MEX3A mediates p53 degradation to suppress ferroptosis and facilitate ovarian cancer tumorigenesis.

Epithelial ovarian cancer (OC) is a highly heterogeneous and malignant female cancer with an overall low survival rate. Mutations in p53 are prevalent in the major OC histotype, high-grade serous ovarian carcinoma (HGSOC), while p53 mutations are much less frequent in other OC subtypes, particularly in ovarian clear cell carcinoma (OCCC). Advanced stage OCCC with wildtype (WT) p53 has a worse prognosis and increased drug resistance, metastasis, and recurrence than HGSOC. The mechanisms responsible for driving the aggressiveness of WT p53-expressing OC remain poorly understood. Here, we found that upregulation of MEX3A, a dual-function protein containing a RING finger domain and an RNA binding domain, was critical for tumorigenesis in WT p53-expressing OC. MEX3A overexpression enhanced the growth and clonogenicity of OCCC cell lines. In contrast, depletion of MEX3A in OCCC cells, as well as ovarian teratocarcinoma cells, reduced cell survival and proliferative ability. MEX3A depletion also inhibited tumor growth and prolonged survival in orthotopic xenograft models.

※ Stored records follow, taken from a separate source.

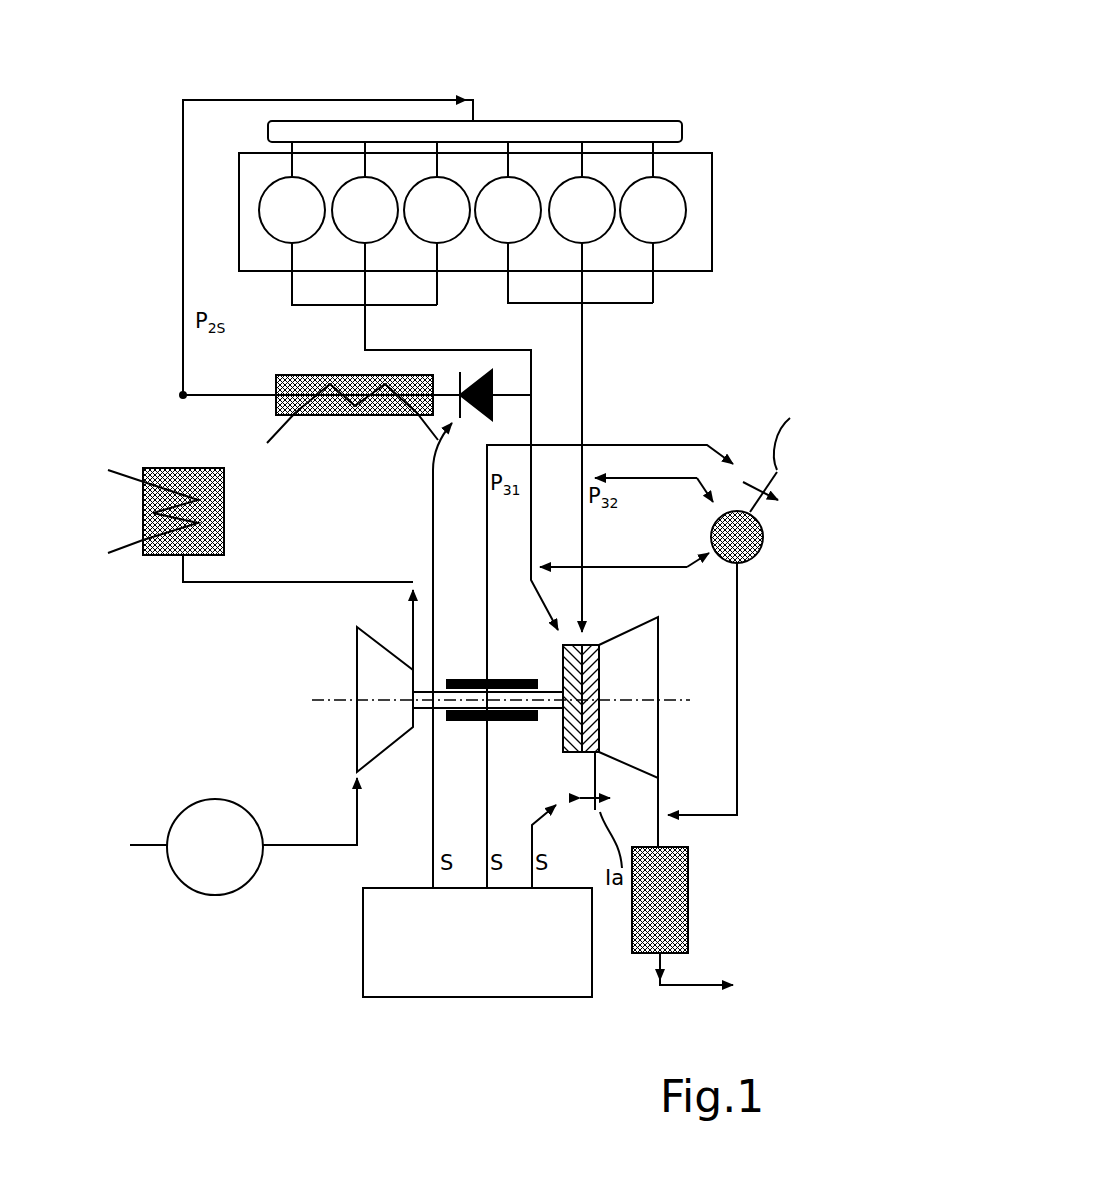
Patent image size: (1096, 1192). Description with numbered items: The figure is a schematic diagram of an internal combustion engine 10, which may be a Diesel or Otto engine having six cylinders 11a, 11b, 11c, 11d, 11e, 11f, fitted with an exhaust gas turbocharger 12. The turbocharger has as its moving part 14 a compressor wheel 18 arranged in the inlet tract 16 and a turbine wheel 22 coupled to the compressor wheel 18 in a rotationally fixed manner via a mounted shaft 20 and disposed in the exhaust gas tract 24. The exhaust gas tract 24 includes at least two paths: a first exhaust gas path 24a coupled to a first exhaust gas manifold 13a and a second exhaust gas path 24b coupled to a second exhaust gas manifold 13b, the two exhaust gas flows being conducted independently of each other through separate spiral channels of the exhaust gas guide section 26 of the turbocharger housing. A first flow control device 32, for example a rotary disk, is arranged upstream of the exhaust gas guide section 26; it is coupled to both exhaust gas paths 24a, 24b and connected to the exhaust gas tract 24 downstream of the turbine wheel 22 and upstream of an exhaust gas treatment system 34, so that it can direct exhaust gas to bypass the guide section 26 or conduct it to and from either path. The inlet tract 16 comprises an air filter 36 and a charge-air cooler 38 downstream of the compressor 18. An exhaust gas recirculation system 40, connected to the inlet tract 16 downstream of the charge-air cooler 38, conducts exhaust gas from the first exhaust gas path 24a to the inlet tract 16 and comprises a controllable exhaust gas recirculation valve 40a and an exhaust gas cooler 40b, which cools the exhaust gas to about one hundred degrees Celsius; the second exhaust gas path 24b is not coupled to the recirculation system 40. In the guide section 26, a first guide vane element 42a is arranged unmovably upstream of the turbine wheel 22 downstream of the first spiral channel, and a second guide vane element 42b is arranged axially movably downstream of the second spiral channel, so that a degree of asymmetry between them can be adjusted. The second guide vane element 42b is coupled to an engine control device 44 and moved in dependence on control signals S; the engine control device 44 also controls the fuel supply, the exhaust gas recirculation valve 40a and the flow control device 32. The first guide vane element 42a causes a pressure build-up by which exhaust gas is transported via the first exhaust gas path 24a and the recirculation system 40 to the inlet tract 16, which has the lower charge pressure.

The internal combustion engine 10 is at (654, 80).
The cylinder 11a is at (348, 223).
The cylinder 11b is at (365, 192).
The cylinder 11c is at (437, 223).
The cylinder 11d is at (564, 222).
The cylinder 11e is at (582, 192).
The cylinder 11f is at (653, 222).
The exhaust gas turbocharger 12 is at (285, 658).
The first exhaust gas manifold 13a is at (331, 316).
The second exhaust gas manifold 13b is at (614, 321).
The moving part 14 is at (406, 768).
The inlet tract 16 is at (183, 425).
The compressor wheel 18 is at (378, 725).
The shaft 20 is at (560, 707).
The turbine wheel 22 is at (640, 667).
The exhaust gas tract 24 is at (662, 828).
The first exhaust gas path 24a is at (532, 368).
The second exhaust gas path 24b is at (583, 405).
The exhaust gas guide section 26 is at (569, 612).
The first flow control device 32 is at (755, 555).
The exhaust gas treatment system 34 is at (688, 915).
The air filter 36 is at (229, 860).
The charge-air cooler 38 is at (224, 510).
The exhaust gas recirculation system 40 is at (238, 371).
The exhaust gas recirculation valve 40a is at (483, 373).
The exhaust gas cooler 40b is at (334, 416).
The first guide vane element 42a is at (556, 765).
The second guide vane element 42b is at (602, 617).
The engine control device 44 is at (484, 953).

MEX3A depletion did not alter p53 mRNA level but did increase p53 protein stability. MEX3A-mediated p53 protein degradation was crucial to suppress ferroptosis and enhance tumorigenesis. Consistently, p53 knockdown reversed the effects of MEX3A depletion. Together, our observations identified MEX3A as an important oncogenic factor promoting tumorigenesis in OC cells expressing WT p53.